Santa Casa de Marília (SP) — Prova 2019
Gestante no início do pré-natal apresenta os seguintes resultados sorológicos de hepatite B: HBsAG: positivo; Anti-HBs: negativo; Anti-HBc: positivo; IgM anti-HBc: positivo. O diagnóstico é:
HBsAg+, Anti-HBc+, IgM anti-HBc+ → Infecção aguda por Hepatite B.
A presença de HBsAg positivo indica infecção pelo vírus da Hepatite B. O Anti-HBc positivo, juntamente com o IgM anti-HBc positivo, é o marcador chave para o diagnóstico de infecção aguda. O Anti-HBs negativo confirma a ausência de imunidade protetora adquirida por vacina ou infecção prévia resolvida.
A infecção pelo vírus da Hepatite B (HBV) durante a gestação representa um desafio significativo devido ao risco de transmissão vertical e suas consequências a longo prazo para o recém-nascido. O rastreamento sorológico para Hepatite B é parte integrante do pré-natal em muitos países, incluindo o Brasil, para identificar gestantes portadoras e implementar medidas preventivas. A interpretação correta dos marcadores sorológicos é crucial para o diagnóstico preciso e a conduta adequada. Os marcadores sorológicos da Hepatite B incluem o HBsAg (antígeno de superfície), que indica infecção ativa; o Anti-HBs (anticorpo contra o HBsAg), que indica imunidade (por vacina ou infecção resolvida); o Anti-HBc (anticorpo contra o antígeno do core), que indica contato prévio com o vírus; e o IgM anti-HBc, que é um marcador de infecção aguda ou reativação.

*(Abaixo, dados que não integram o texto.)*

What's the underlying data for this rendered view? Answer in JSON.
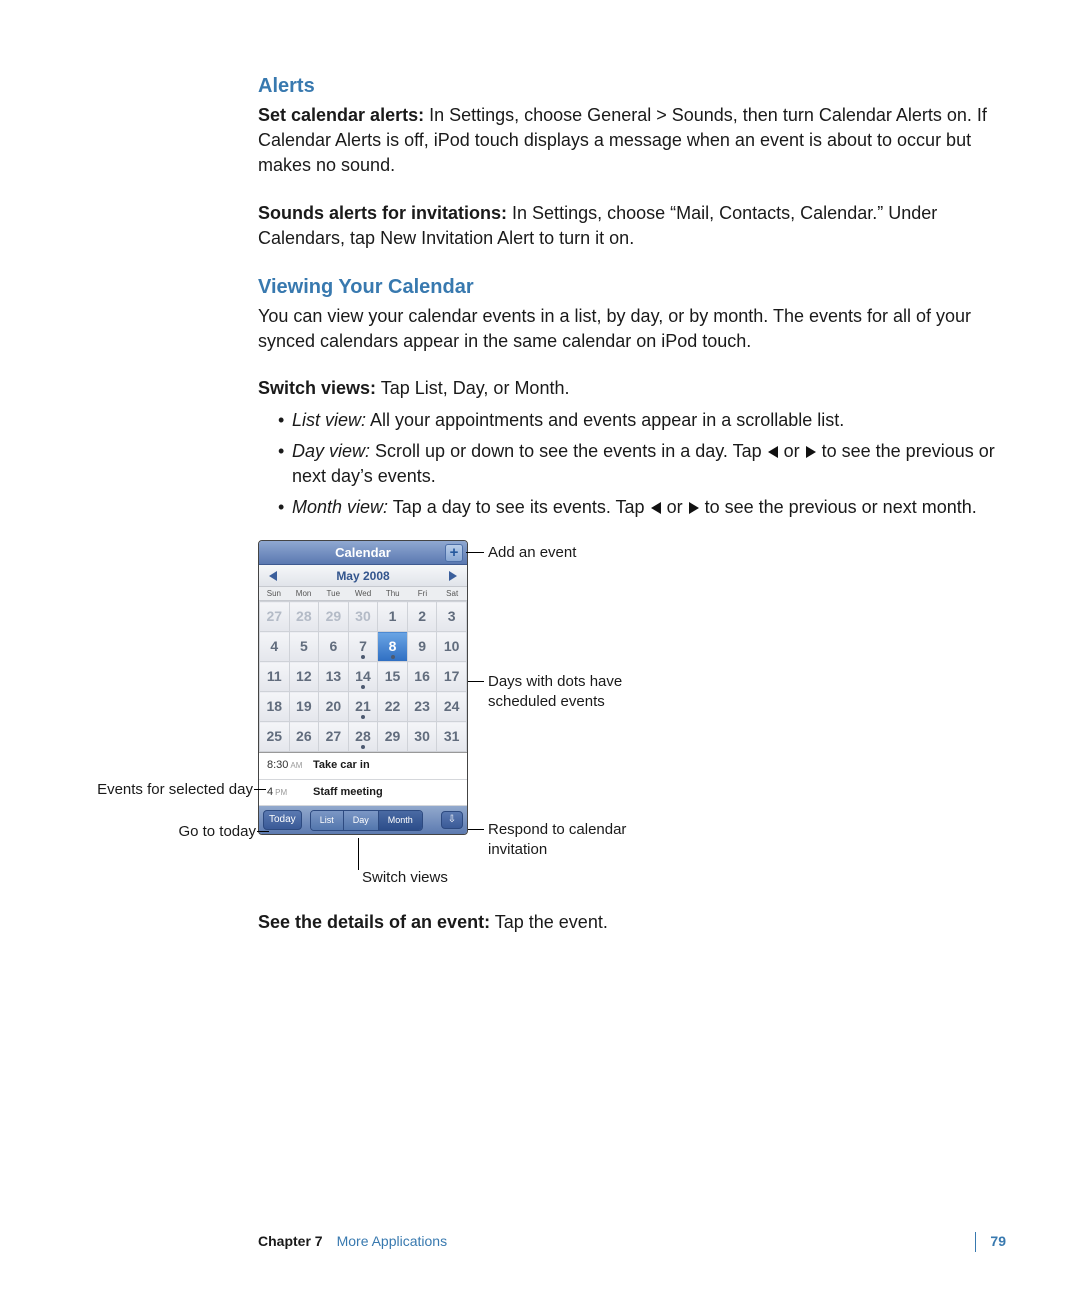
{
  "sections": {
    "alerts": {
      "heading": "Alerts",
      "p1_lead": "Set calendar alerts:",
      "p1_rest": "  In Settings, choose General > Sounds, then turn Calendar Alerts on. If Calendar Alerts is off, iPod touch displays a message when an event is about to occur but makes no sound.",
      "p2_lead": "Sounds alerts for invitations:",
      "p2_rest": "  In Settings, choose “Mail, Contacts, Calendar.” Under Calendars, tap New Invitation Alert to turn it on."
    },
    "viewing": {
      "heading": "Viewing Your Calendar",
      "p1": "You can view your calendar events in a list, by day, or by month. The events for all of your synced calendars appear in the same calendar on iPod touch.",
      "switch_lead": "Switch views:",
      "switch_rest": "  Tap List, Day, or Month.",
      "li1_lead": "List view:",
      "li1_rest": " All your appointments and events appear in a scrollable list.",
      "li2_lead": "Day view:",
      "li2_a": "  Scroll up or down to see the events in a day. Tap ",
      "li2_b": " or ",
      "li2_c": " to see the previous or next day’s events.",
      "li3_lead": "Month view:",
      "li3_a": " Tap a day to see its events. Tap ",
      "li3_b": " or ",
      "li3_c": " to see the previous or next month.",
      "see_lead": "See the details of an event:",
      "see_rest": "  Tap the event."
    }
  },
  "phone": {
    "title": "Calendar",
    "add_symbol": "+",
    "month": "May 2008",
    "dow": [
      "Sun",
      "Mon",
      "Tue",
      "Wed",
      "Thu",
      "Fri",
      "Sat"
    ],
    "weeks": [
      [
        {
          "n": "27",
          "o": true
        },
        {
          "n": "28",
          "o": true
        },
        {
          "n": "29",
          "o": true
        },
        {
          "n": "30",
          "o": true
        },
        {
          "n": "1"
        },
        {
          "n": "2"
        },
        {
          "n": "3"
        }
      ],
      [
        {
          "n": "4"
        },
        {
          "n": "5"
        },
        {
          "n": "6"
        },
        {
          "n": "7",
          "d": true
        },
        {
          "n": "8",
          "sel": true,
          "d": true
        },
        {
          "n": "9"
        },
        {
          "n": "10"
        }
      ],
      [
        {
          "n": "11"
        },
        {
          "n": "12"
        },
        {
          "n": "13"
        },
        {
          "n": "14",
          "d": true
        },
        {
          "n": "15"
        },
        {
          "n": "16"
        },
        {
          "n": "17"
        }
      ],
      [
        {
          "n": "18"
        },
        {
          "n": "19"
        },
        {
          "n": "20"
        },
        {
          "n": "21",
          "d": true
        },
        {
          "n": "22"
        },
        {
          "n": "23"
        },
        {
          "n": "24"
        }
      ],
      [
        {
          "n": "25"
        },
        {
          "n": "26"
        },
        {
          "n": "27"
        },
        {
          "n": "28",
          "d": true
        },
        {
          "n": "29"
        },
        {
          "n": "30"
        },
        {
          "n": "31"
        }
      ]
    ],
    "events": [
      {
        "time": "8:30",
        "ampm": "AM",
        "title": "Take car in"
      },
      {
        "time": "4",
        "ampm": "PM",
        "title": "Staff meeting"
      }
    ],
    "today": "Today",
    "seg": [
      "List",
      "Day",
      "Month"
    ],
    "inbox_glyph": "⇩"
  },
  "callouts": {
    "add": "Add an event",
    "dots": "Days with dots have scheduled events",
    "events": "Events for selected day",
    "today": "Go to today",
    "respond": "Respond to calendar invitation",
    "switch": "Switch views"
  },
  "footer": {
    "chapter_label": "Chapter 7",
    "chapter_name": "More Applications",
    "page": "79"
  }
}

A combinação HBsAg positivo, Anti-HBs negativo, Anti-HBc positivo e IgM anti-HBc positivo é diagnóstica de infecção aguda por Hepatite B. O manejo da gestante com Hepatite B aguda envolve monitoramento da função hepática e, em alguns casos, terapia antiviral. O principal objetivo é prevenir a transmissão vertical. Recém-nascidos de mães HBsAg positivas devem receber imunoglobulina anti-hepatite B (IGHB) e a primeira dose da vacina contra Hepatite B nas primeiras 12 horas de vida, independentemente do status de infecção aguda ou crônica da mãe. Essa imunoprofilaxia passiva e ativa é altamente eficaz na redução do risco de infecção crônica no neonato.
A infecção aguda por Hepatite B é indicada pela presença de HBsAg (Antígeno de Superfície do Vírus da Hepatite B) positivo, Anti-HBc (Anticorpo contra o Antígeno do Core do Vírus da Hepatite B) positivo e, crucialmente, IgM anti-HBc (Anticorpo IgM contra o Antígeno do Core) positivo.
A diferença principal está no IgM anti-HBc. Na infecção aguda, o IgM anti-HBc é positivo. Na infecção crônica, o HBsAg permanece positivo por mais de 6 meses, o Anti-HBc total é positivo, mas o IgM anti-HBc é negativo, sendo substituído pelo IgG anti-HBc.
O diagnóstico de Hepatite B aguda na gestação é de extrema importância devido ao alto risco de transmissão vertical para o recém-nascido, que pode desenvolver infecção crônica. O manejo adequado, incluindo imunoprofilaxia no neonato, é fundamental para prevenir essa transmissão.